A leading member of the Coalition, Mina Mensah, told the gathering that on a normal day when a Committee of Parliament presents a report on a Bill to the Plenary it stalls further public input, however, it has become necessary to do things differently in the case of the draft RTI Bill because civil society still thinks there is more to be done.

“Yes, Parliament has brought its report but we have found out that although some work has been done, we still can talk as citizens of this country because the Bill belongs to all of us.

“Yes, Parliament has brought its report but we think as citizens we also can have a say before they start the consideration stage.

“We have here with us experts to help with the legal perspective and from governance perspective. We are in a democracy and in a democracy it is rules that work,” Mina Mensah stated.

In all, the Coalition has listed about Seven “problematic clauses” in the draft Bill which bothers on legal and governance issues and they want them critically addressed.

In a presentation on the governance perspective on the implications of the problematic clauses in the draft Bill, a Governance Expert, Dr Eric Oduro Osae, observed among others that Public Information has not been properly defined. He said also that there is no provision for the integration of the decentralized system that is currently being practiced in Ghana.

He lamented the absence of checks and balances in the draft Bill saying “for example, if we don’t make provisions for Persons with Disability to access information we would be breaching the 1992 constitution”.

On the legal perspective on the implications of the problematic clauses in the draft Bill, a legal practitioner, Edmund Foley, said it is important to look at existing laws on information dissemination in the country and ensure that they are related to the draft Bill. He believes among others that the Court should be given unfettered access to information.

A women’s rights advocate, Shamima Muslim, said although democracy is expensive it is the path that we have chosen to go as a country and it is important that all citizens support the course.

“It is really a fact that if we don’t want it let us not pass it because there are indicators internationally that we would be measured by, so let us take all the pains and go through this now so that we don’t end up with an RTI Law that is not credible,” she stated.

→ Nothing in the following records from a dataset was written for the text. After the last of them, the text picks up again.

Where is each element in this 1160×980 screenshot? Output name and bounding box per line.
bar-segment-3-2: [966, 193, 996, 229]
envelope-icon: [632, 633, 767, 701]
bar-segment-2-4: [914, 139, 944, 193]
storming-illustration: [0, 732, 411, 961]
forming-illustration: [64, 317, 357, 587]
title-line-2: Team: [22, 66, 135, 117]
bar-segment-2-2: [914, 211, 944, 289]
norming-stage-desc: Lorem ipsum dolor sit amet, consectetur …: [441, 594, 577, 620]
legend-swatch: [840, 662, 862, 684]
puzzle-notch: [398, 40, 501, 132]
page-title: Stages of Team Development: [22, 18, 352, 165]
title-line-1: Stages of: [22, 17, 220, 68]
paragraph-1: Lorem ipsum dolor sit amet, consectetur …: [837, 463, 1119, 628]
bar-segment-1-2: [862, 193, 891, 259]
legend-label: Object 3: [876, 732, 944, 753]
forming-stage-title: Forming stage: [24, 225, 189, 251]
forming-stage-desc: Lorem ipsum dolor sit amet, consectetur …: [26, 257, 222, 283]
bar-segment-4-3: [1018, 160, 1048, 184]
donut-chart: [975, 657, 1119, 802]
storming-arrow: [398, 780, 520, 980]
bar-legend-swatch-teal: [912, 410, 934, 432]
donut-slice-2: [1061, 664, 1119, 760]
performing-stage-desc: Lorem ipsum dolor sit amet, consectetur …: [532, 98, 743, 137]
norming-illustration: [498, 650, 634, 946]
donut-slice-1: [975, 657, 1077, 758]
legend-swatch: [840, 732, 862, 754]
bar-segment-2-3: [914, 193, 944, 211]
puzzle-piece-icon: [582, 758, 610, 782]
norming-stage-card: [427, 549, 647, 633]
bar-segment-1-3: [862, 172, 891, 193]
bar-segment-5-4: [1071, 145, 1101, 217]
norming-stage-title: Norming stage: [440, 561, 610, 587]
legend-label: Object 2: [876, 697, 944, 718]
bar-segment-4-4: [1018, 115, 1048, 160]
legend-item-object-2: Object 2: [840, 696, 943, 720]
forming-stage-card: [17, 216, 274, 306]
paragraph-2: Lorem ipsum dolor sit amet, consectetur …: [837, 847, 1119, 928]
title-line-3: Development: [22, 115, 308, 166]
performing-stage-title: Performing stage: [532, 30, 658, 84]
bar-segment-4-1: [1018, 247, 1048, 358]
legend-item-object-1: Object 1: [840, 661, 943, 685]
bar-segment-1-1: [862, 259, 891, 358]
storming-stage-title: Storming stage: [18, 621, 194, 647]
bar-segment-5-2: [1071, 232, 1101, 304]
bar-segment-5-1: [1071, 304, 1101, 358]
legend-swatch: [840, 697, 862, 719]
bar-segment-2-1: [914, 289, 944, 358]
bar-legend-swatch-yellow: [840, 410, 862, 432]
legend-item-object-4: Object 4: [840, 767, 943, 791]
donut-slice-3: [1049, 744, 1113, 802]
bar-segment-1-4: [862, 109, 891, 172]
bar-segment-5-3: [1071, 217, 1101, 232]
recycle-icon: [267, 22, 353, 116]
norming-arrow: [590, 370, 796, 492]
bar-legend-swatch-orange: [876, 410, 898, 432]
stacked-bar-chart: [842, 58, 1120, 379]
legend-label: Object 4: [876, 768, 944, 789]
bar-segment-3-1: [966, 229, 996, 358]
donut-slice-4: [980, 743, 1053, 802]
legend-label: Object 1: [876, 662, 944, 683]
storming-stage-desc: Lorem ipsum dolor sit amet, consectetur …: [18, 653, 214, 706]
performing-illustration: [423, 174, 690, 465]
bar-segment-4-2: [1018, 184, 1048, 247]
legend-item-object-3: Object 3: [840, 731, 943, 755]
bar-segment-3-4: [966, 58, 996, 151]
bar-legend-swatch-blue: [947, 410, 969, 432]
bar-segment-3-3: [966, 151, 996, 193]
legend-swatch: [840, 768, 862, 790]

Responding to some of the concerns, the Member of Parliament for Gomoa West, Alex Kwadwo Abban, who is also a vice Chairman of the Committee assured the gathering that though the Committee’s Report has been presented there is still room for the introduction of new amendments and that they would ensure that the concerns of the Coalition are captured.

He was however concerned about the demand for the expansion of the types of information that should be accessed stating that “if care is not taken it would make nonsense of the “Oath of Secrecy” clause as enshrined in the 1992 Constitution.